Sen. Cwodzinski troubled by failure to offer immediate premium relief
Senator Cwodzinski STATEMENT:
“I am disappointed that the Governor and Senate DFL bill to offer immediate health insurance premium relief failed to move forward today. In its place, the bill passed by the Senate today is cumbersome, bureaucratic, but most importantly won’t offer any financial relief to struggling Minnesotans until 2018. Additionally, to add insult to injury, this “relief” money, arriving late, will also be taxed. Minnesotans are relying on us to offer meaningful relief as quickly as possible – and today they were let down.”

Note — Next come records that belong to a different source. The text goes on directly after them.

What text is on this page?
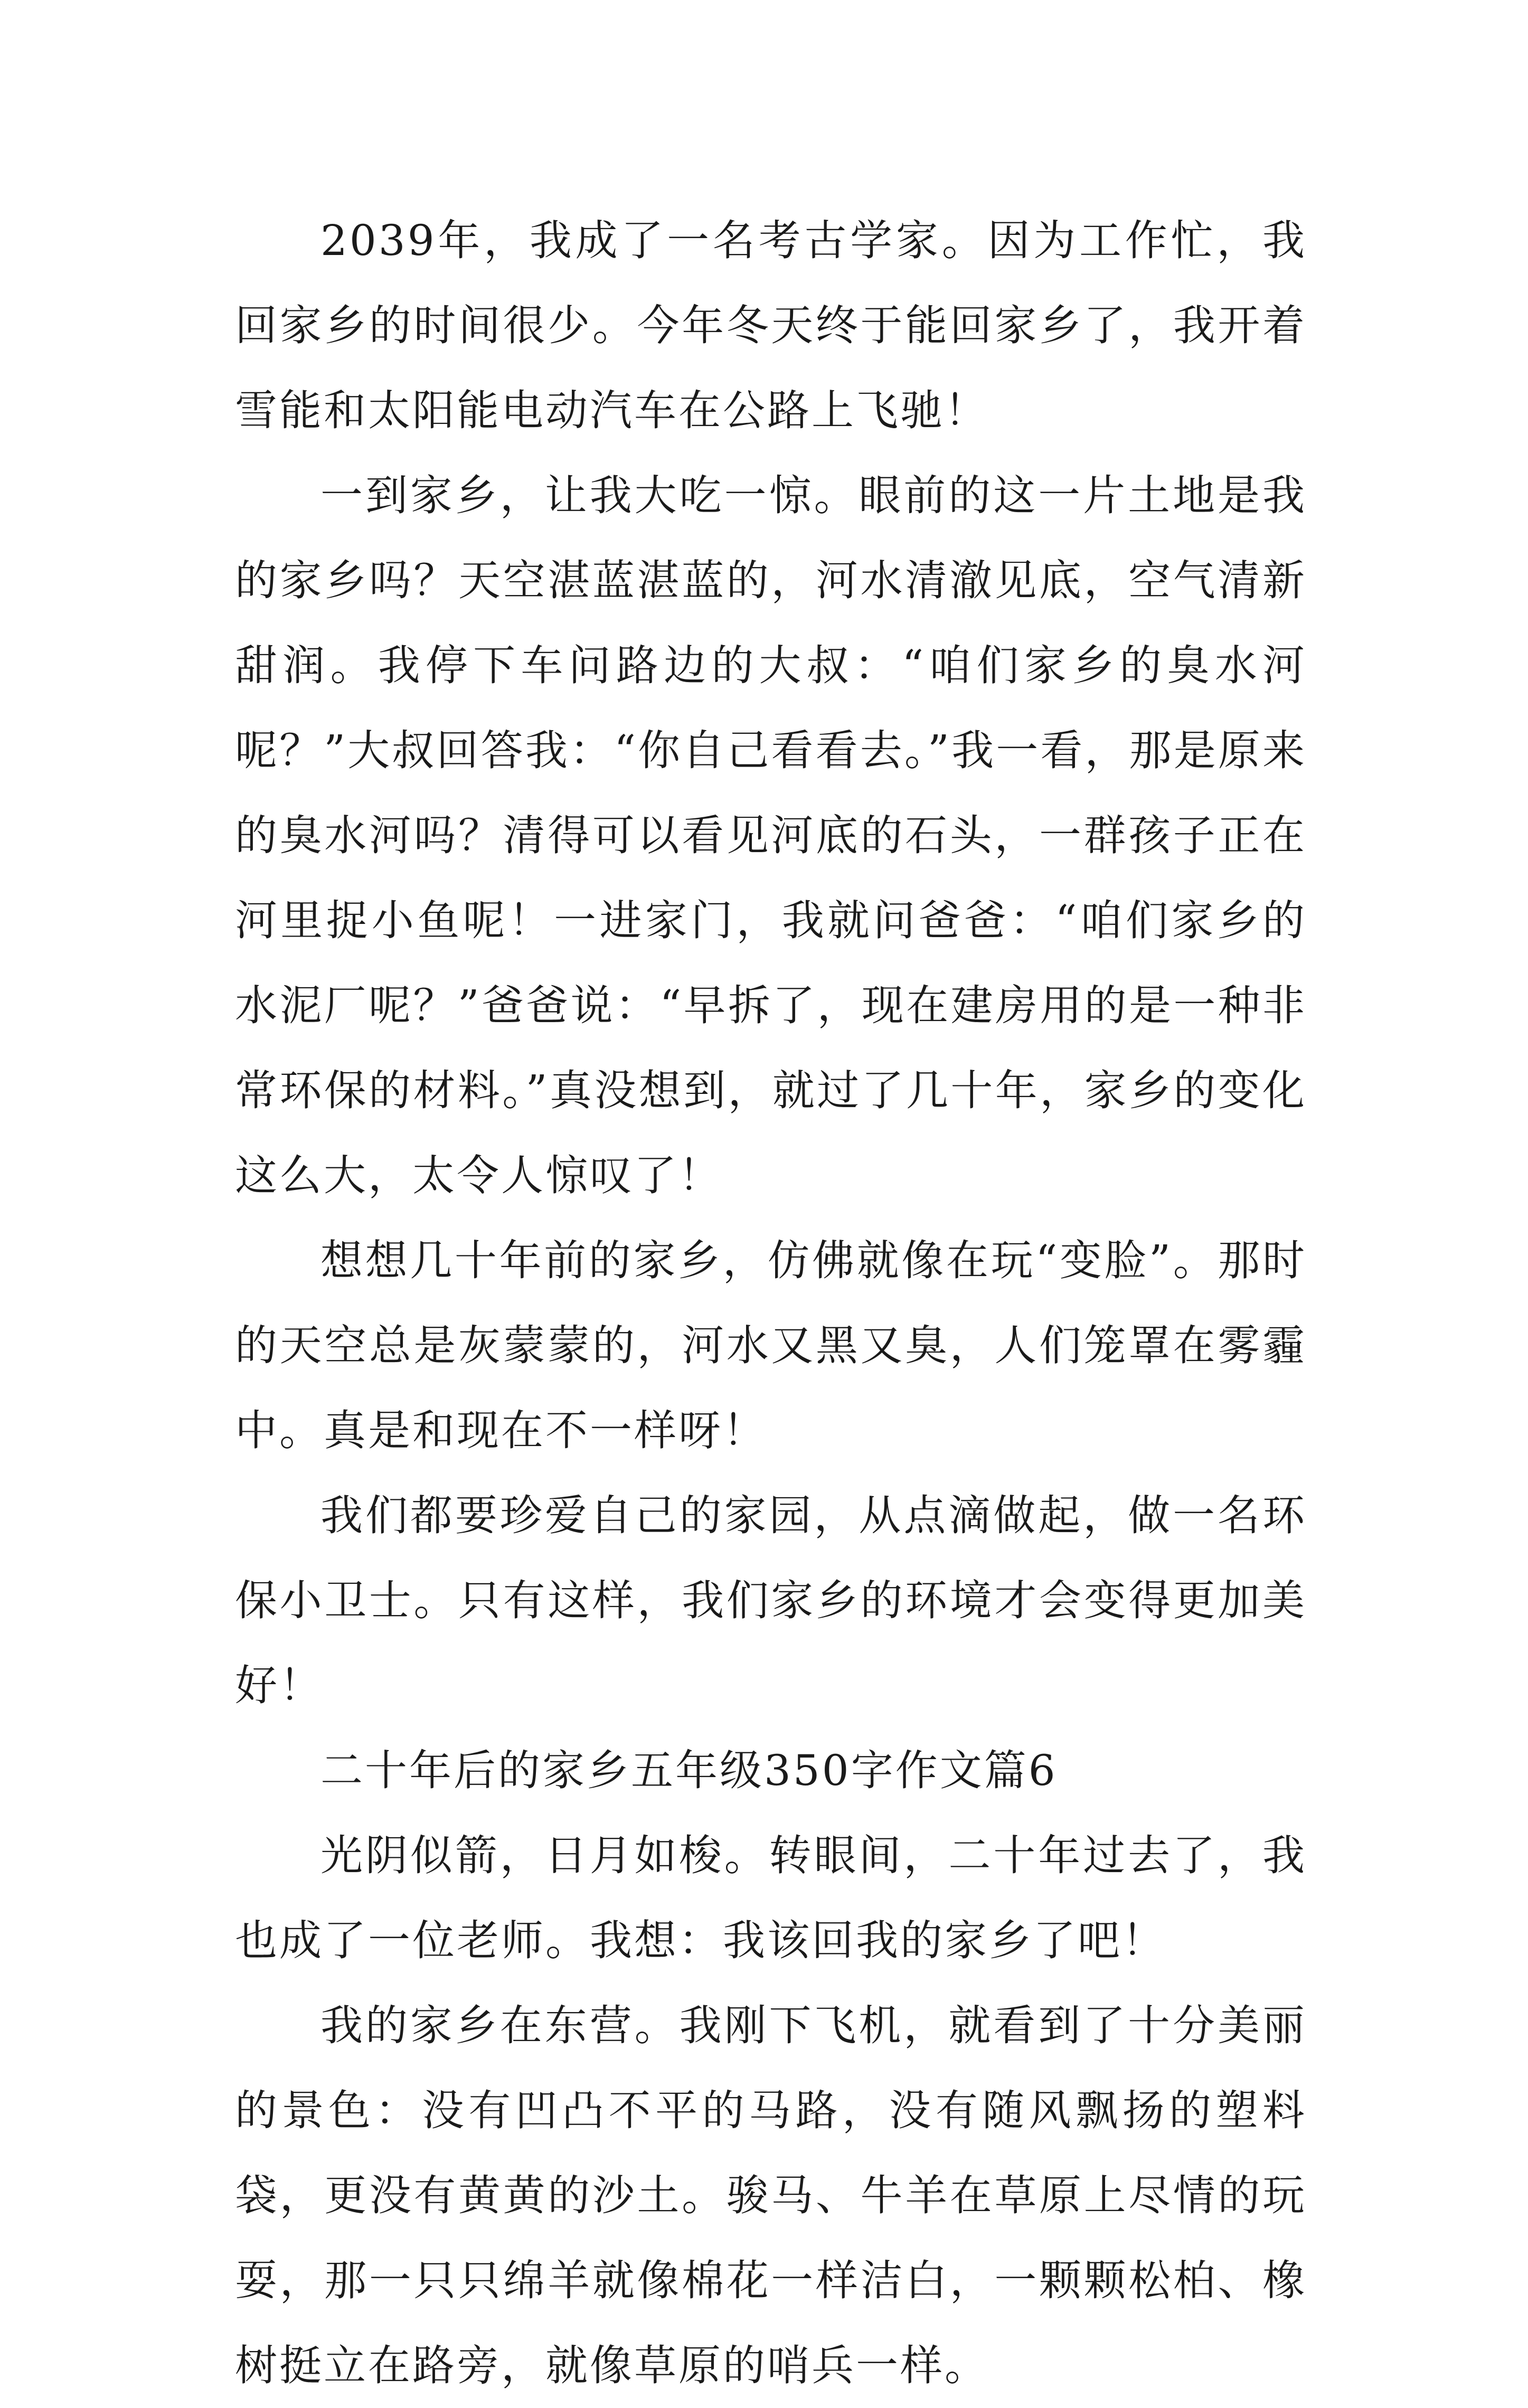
2039年，我成了一名考古学家。因为工作忙，我回家乡的时间很少。今年冬天终于能回家乡了，我开着雪能和太阳能电动汽车在公路上飞驰！

一到家乡，让我大吃一惊。眼前的这一片土地是我的家乡吗？天空湛蓝湛蓝的，河水清澈见底，空气清新甜润。我停下车问路边的大叔：“咱们家乡的臭水河呢？”大叔回答我：“你自己看看去。”我一看，那是原来的臭水河吗？清得可以看见河底的石头，一群孩子正在河里捉小鱼呢！一进家门，我就问爸爸：“咱们家乡的水泥厂呢？”爸爸说：“早拆了，现在建房用的是一种非常环保的材料。”真没想到，就过了几十年，家乡的变化这么大，太令人惊叹了！

想想几十年前的家乡，仿佛就像在玩“变脸”。那时的天空总是灰蒙蒙的，河水又黑又臭，人们笼罩在雾霾中。真是和现在不一样呀！

我们都要珍爱自己的家园，从点滴做起，做一名环保小卫士。只有这样，我们家乡的环境才会变得更加美好！

二十年后的家乡五年级350字作文篇6

光阴似箭，日月如梭。转眼间，二十年过去了，我也成了一位老师。我想：我该回我的家乡了吧！

我的家乡在东营。我刚下飞机，就看到了十分美丽的景色：没有凹凸不平的马路，没有随风飘扬的塑料袋，更没有黄黄的沙土。骏马、牛羊在草原上尽情的玩耍，那一只只绵羊就像棉花一样洁白，一颗颗松柏、橡树挺立在路旁，就像草原的哨兵一样。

Governor Dayton and Sen. Lourey’s proposal would rush immediate relief to Minnesotans, reducing health insurance premiums by 25 percent for 125,000 Minnesotans who buy their insurance through the individual market. The plan would reduce the average premium increase facing Minnesotans in the individual market from 55 percent to 16 percent, and some families could save as much as $594 per month on their premiums. The Governor’s premium rebate proposal is targeted to help families who are not eligible for federal advanced premium tax credits and whose income is above $47,520 for an individual and $97,200 for a family of four. If implemented now, Minnesotans would see relief on their premium statements in March and discounted rates would be retroactive to January 1, 2017.
BACKGROUND/GOP RELIEF PLAN:
Proposal: The bill passed today, on January 12 makes a one-time appropriation of $300 million from the state’s budget reserve to help reduce premiums in 2017 for Minnesotans with incomes from 300% to 800% of Federal Poverty Guidelines who purchase their insurance on the individual market. ($35,640 to $95,040 for an individual and $72,900 to $194,400 for a family of four).

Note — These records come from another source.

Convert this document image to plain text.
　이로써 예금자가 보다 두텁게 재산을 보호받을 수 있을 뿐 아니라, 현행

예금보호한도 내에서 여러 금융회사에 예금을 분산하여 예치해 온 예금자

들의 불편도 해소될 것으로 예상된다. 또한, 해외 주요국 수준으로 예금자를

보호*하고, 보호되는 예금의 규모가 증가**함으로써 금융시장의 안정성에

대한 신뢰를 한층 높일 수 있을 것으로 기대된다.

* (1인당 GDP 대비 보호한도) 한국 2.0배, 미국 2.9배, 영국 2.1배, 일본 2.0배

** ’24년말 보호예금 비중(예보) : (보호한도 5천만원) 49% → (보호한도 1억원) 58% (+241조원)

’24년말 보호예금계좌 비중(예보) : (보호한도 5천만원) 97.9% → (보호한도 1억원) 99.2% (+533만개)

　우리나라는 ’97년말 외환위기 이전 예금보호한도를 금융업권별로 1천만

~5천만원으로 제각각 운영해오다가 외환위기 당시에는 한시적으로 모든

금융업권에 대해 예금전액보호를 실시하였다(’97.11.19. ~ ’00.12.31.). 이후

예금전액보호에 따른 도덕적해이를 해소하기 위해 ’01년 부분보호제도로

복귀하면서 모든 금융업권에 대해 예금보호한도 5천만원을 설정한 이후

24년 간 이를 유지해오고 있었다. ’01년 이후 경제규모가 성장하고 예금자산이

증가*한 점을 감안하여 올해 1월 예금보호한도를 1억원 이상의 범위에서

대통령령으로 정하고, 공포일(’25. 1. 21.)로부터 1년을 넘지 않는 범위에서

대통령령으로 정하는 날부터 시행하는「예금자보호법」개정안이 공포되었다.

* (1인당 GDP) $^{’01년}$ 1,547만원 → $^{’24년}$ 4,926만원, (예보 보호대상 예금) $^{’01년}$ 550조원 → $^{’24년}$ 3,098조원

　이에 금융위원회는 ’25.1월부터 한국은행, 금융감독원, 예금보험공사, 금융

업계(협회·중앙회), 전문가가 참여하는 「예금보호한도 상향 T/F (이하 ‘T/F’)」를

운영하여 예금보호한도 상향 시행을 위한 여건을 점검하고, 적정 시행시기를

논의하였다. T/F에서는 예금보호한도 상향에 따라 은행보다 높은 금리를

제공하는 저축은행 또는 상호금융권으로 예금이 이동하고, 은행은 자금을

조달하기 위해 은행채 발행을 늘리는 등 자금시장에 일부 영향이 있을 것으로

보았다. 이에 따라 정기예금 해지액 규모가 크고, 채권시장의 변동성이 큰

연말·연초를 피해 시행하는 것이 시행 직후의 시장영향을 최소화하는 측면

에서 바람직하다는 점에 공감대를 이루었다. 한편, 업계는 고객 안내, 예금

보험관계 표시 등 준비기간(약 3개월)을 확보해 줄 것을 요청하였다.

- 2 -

- For the first three months, all eligible individuals would receive a 25% premium reduction. For the remainder of 2017, premium reductions would be based on income with some individuals receiving up to a 30% premium reduction.
- The premium relief would be administered by the Department of Management and Budget (MMB) on a monthly basis. The bill appropriates $500,000 of the $300 million to the legislative auditor to conduct an audit of the premium assistance program by June 1, 2018.

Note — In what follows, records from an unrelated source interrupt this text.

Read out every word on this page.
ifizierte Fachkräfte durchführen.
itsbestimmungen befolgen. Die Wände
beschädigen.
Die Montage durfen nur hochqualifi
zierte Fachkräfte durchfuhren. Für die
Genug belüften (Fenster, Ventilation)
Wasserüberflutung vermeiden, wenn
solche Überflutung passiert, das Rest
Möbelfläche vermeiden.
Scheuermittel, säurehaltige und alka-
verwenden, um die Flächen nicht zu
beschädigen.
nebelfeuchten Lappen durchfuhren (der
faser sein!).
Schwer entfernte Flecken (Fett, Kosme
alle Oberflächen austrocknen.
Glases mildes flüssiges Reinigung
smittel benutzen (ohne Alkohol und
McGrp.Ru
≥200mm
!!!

This proposal also includes reforms, many of which have not been vetted until this week. While reforms are certainly important to pursue, relief for 2017 is the most important issue at hand.
- Additional reforms should be considered carefully, receive public input, and not jeopardize the financial futures of Minnesotans and the state.
- The plan proposed by Republicans does not work. They are proposing building an entirely new bureaucracy, which means more red tape for Minnesotans. Most importantly it would delay premium relief until 2018 at the earliest.